The Badlands come at you fast. You're driving through the flat, unbroken grasslands of southwestern South Dakota — which go on for a very long time — and then suddenly the earth drops away and you're looking at something that doesn't look like it belongs on this continent. Sharply eroded spires of clay and siltstone rise from the prairie floor in striped layers of ash-grey, tan, and rust, arranged in formations that look like a city designed by an alien architect. I went in November, when the grass had gone dormant and brown and the formations took on a particularly desolate quality that felt exactly right.
Badlands National Park was carved by millions of years of deposition and erosion — the formations you see are layers of sediment laid down in ancient seas and deposited by rivers, then exposed over time as the White River and its tributaries cut into the terrain.
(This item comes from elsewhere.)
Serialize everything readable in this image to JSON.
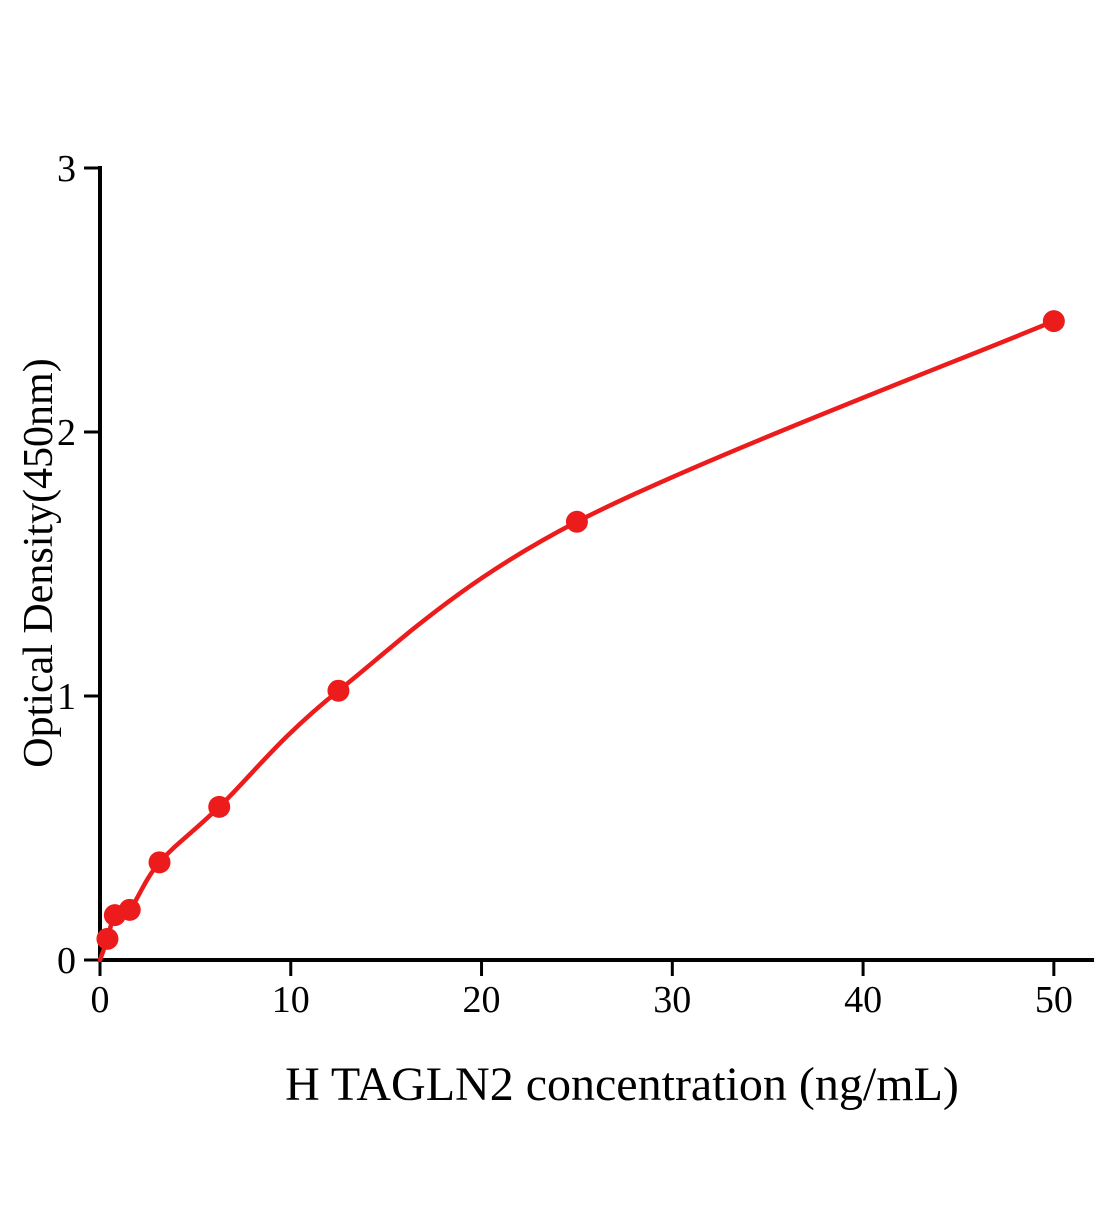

The rock erodes quickly: roughly an inch per year in places, fast enough that the landscape is measurably different from decade to decade. Fossils emerge from the eroding walls regularly; the park has one of the world's richest assemblages of Oligocene mammal fossils, and the paleontology program has been active here for more than a century.
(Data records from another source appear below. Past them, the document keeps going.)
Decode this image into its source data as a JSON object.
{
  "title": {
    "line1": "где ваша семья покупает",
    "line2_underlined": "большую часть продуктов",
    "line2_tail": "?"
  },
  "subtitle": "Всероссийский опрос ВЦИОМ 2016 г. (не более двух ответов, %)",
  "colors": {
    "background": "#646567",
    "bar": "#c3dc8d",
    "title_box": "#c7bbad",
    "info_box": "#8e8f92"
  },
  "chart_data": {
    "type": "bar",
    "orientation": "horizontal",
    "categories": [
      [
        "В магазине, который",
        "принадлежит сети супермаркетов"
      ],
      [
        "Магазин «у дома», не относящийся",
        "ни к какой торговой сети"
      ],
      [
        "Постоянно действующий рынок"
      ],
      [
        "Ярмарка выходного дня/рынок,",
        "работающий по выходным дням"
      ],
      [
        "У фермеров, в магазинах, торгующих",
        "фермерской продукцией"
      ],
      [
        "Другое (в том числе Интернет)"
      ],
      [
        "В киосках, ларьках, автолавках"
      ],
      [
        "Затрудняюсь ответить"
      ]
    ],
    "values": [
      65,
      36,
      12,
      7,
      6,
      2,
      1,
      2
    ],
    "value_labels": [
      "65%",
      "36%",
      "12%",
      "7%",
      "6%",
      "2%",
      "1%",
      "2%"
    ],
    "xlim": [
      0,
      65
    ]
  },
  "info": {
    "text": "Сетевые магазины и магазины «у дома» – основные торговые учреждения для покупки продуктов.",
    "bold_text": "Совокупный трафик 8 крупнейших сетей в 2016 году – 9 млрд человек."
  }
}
The 31-mile Badlands Loop Road is the main access corridor, threading between the formations and offering pullout after pullout of dramatic scenery. The Notch Trail, which climbs a ladder and traverses a ledge before opening onto a canyon overlook, is the best hike I found. At dawn and dusk the formations glow in colors that shift minute to minute as the sun angle changes — it's a photographer's park in the most obvious sense.
The mixed-grass prairie surrounding the formations is the other half of the park's story: bison herds graze in the grasslands, pronghorn are almost always visible from the road, and prairie dog towns scatter across the flat sections in a way that's charming to watch. The night sky, with virtually no light pollution, is one of the most striking I've seen anywhere in the lower 48.